Closed milekpl closed 10 years ago
The min/max stuff is still buggy, see the ignored tests in PatternRuleMatcherTest. So instead of porting the buggy change to disambiguation, I'm still trying to find a clean solution based on a finite state machine. That work happens in my personal fork at https://github.com/danielnaber/languagetool/commits/new_engine
OK, changing the flag on this...
Daniel, as you can see in the repo, I thought I had a cleaner implementation. But I don't, and I didn't solve the "min="2" problem.
However, after thinking a bit, we may use a similar strategy as we use with < or > and phrases: simply create n rules in memory for min=n, by repeating token n times in the rule, and appropriately renumbering any match elements and references? This is basically the strategy used by DFA/NFA algorithms when compiling {n,m} to automata, and it seems to be the easiest. I fixed the reason for failing tests in the PatternRuleMatcherTest (it was a very easy bug), so that's the only remaining problem, right?

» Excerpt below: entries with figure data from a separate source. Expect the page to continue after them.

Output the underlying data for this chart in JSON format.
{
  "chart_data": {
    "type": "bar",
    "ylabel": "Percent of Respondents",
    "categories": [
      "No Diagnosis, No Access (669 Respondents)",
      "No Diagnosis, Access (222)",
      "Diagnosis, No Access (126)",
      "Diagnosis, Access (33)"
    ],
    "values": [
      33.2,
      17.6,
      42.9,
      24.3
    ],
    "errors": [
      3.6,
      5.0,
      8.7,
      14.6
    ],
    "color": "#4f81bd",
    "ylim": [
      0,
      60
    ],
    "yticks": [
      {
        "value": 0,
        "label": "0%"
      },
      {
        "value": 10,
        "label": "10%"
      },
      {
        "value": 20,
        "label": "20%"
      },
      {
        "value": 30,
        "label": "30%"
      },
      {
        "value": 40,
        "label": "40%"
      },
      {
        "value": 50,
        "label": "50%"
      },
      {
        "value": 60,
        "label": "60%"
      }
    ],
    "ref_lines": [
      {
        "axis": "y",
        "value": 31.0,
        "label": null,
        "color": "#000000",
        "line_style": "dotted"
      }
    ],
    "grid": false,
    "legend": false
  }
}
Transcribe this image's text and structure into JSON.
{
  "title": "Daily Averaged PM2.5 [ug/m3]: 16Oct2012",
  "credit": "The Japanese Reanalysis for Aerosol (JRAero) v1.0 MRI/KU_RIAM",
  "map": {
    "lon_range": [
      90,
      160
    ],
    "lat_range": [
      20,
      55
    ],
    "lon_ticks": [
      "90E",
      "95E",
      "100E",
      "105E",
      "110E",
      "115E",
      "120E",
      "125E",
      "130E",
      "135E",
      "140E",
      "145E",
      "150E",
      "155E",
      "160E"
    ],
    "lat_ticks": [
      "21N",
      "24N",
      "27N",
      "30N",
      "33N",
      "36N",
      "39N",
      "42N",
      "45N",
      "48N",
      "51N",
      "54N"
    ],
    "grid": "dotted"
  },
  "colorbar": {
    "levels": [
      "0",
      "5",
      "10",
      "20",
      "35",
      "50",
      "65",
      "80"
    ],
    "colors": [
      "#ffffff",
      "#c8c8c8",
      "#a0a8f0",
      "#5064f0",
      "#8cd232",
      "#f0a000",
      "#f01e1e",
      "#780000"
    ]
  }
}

Yes, that seems to be the easiest way. It would be good if you can give it a try.
OK, will do.
Seems to work fine right now, and I don't see any remaining bugs (more tests are now in demo rules, as we deal with "min" via XML loader). One thing that I do not understand is why we have multiple rule matches for max > 1. Is that on purpose?
I don't remember... maybe the fact that I couldn't get that working was one of the reasons I limited it to 1 in the first place. But it seems wrong.
Well, you did not limit "max"... I will look into that then.
OK, it works, but as we could have some GSoC students, I'll simply add issues for these fixes (they are quite trivial).
Daniel, you forgot to add new functionality to the DisambiguatorPatternRule. I consider this a bug because the format of both files is kept in sync...
I guess skipMaxTokens should go to AbstractPatternRulePerformer?